Wujud pupuk kalsium magnesium fosfat berupa serbuk halus berwarna abu-abu putih, hitam hijau atau coklat, dengan komponen kompleks terutama Ca3 (PO4) 2, selain P2O5, CaO, MgO, SiO2, CaMg dan komponen lainnya. Karena asal usulnya berbeda, spesifikasi produknya sangat bervariasi. Umumnya kandungan P2O5 berkisar antara 14% hingga 20%, kandungan CaO berkisar antara 25% hingga 30%, kandungan MgO berkisar antara 10% hingga 15%, dan kandungan SiO2 berkisar antara 25% hingga 40%. Dari sini terlihat bahwa pupuk kalsium magnesium fosfat merupakan pupuk multi komponen yang terutama mengandung fosfor, serta kalsium, magnesium, silikon dan komponen lainnya. Pupuk kalsium magnesium fosfat tidak larut dalam air, tidak korosif, tidak higroskopis, dan tidak menggumpal. Ini adalah pupuk kimia alkali. Hal ini dapat diterapkan secara luas pada berbagai tanaman dan tanah asam yang kekurangan fosfor. Karakteristik penggunaan spesifiknya adalah sebagai berikut:
(1) Cocok untuk aplikasi mendalam sebagai pupuk dasar.
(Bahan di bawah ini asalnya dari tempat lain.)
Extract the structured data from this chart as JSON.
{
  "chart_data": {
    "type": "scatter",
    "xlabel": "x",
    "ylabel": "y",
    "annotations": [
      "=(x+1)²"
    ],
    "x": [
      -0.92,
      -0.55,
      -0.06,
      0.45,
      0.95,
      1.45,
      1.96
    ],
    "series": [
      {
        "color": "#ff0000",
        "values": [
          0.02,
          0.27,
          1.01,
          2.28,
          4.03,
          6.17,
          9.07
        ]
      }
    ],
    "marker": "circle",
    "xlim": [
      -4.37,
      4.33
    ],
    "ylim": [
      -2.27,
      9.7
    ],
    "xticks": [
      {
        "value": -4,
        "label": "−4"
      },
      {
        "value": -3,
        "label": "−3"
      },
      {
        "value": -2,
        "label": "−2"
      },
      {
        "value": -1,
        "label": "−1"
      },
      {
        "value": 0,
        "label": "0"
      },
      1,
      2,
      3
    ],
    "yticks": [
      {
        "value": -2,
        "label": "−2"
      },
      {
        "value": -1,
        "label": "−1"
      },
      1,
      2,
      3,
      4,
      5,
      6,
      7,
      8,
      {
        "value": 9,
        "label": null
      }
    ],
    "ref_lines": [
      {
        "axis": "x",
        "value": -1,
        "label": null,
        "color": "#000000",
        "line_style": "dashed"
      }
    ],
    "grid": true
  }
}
Setelah pemberian pupuk kalsium magnesium fosfor ke dalam tanah, fosfor hanya dapat dilarutkan oleh asam lemah dan perlu melalui proses transformasi tertentu sebelum dapat digunakan oleh tanaman. Oleh karena itu, efek pemupukan bersifat lambat dan termasuk dalam kategori pupuk lepas lambat. Secara umum, perlu dilakukan kombinasi penanaman dalam dan pemupukan secara merata pada tanah, mencampurkannya dengan lapisan tanah untuk memudahkan pembubaran asam tanah dan penyerapannya oleh tanaman.
(2) Campur dan kompos dengan 10 kali atau lebih pupuk organik berkualitas tinggi selama lebih dari sebulan. Pupuk kompos tersebut dapat digunakan sebagai pupuk dasar, pupuk benih, atau untuk merendam bibit.
Dalam penggunaan pupuk kalsium magnesium fosfat perlu diperhatikan aspek-aspek sebagai berikut:
(1) Pemberian kombinasi pupuk kalsium magnesium fosfat dengan kalsium superfosfat dan pupuk nitrogen memberikan efek yang lebih baik, namun tidak dapat dicampurkan.
(2) Pupuk kalsium magnesium fosfat tidak boleh dicampur dengan pupuk yang bersifat asam, karena akan mengurangi efektivitas pupuk.
(3) Dosis pupuk kalsium magnesium fosfat harus sesuai, umumnya dikontrol pada 15-25 per mu
Antara kilogram. Penggunaan pupuk kalsium magnesium fosfat yang berlebihan tidak hanya tidak meningkatkan efisiensi pemupukan tetapi juga menyebabkan masalah hasil yang semakin berkurang. Biasanya, bila menerapkan 35-40 kilogram pupuk kalsium magnesium fosfat per mu, dapat diterapkan dua tahun sekali.
(4) Pupuk kalsium magnesium fosfat cocok untuk tanaman dengan kapasitas penyerapan fosfor terlarut yang kuat di goji, seperti lobak, lobak, pupuk hijau polong-polongan, tanaman polong-polongan, dan melon.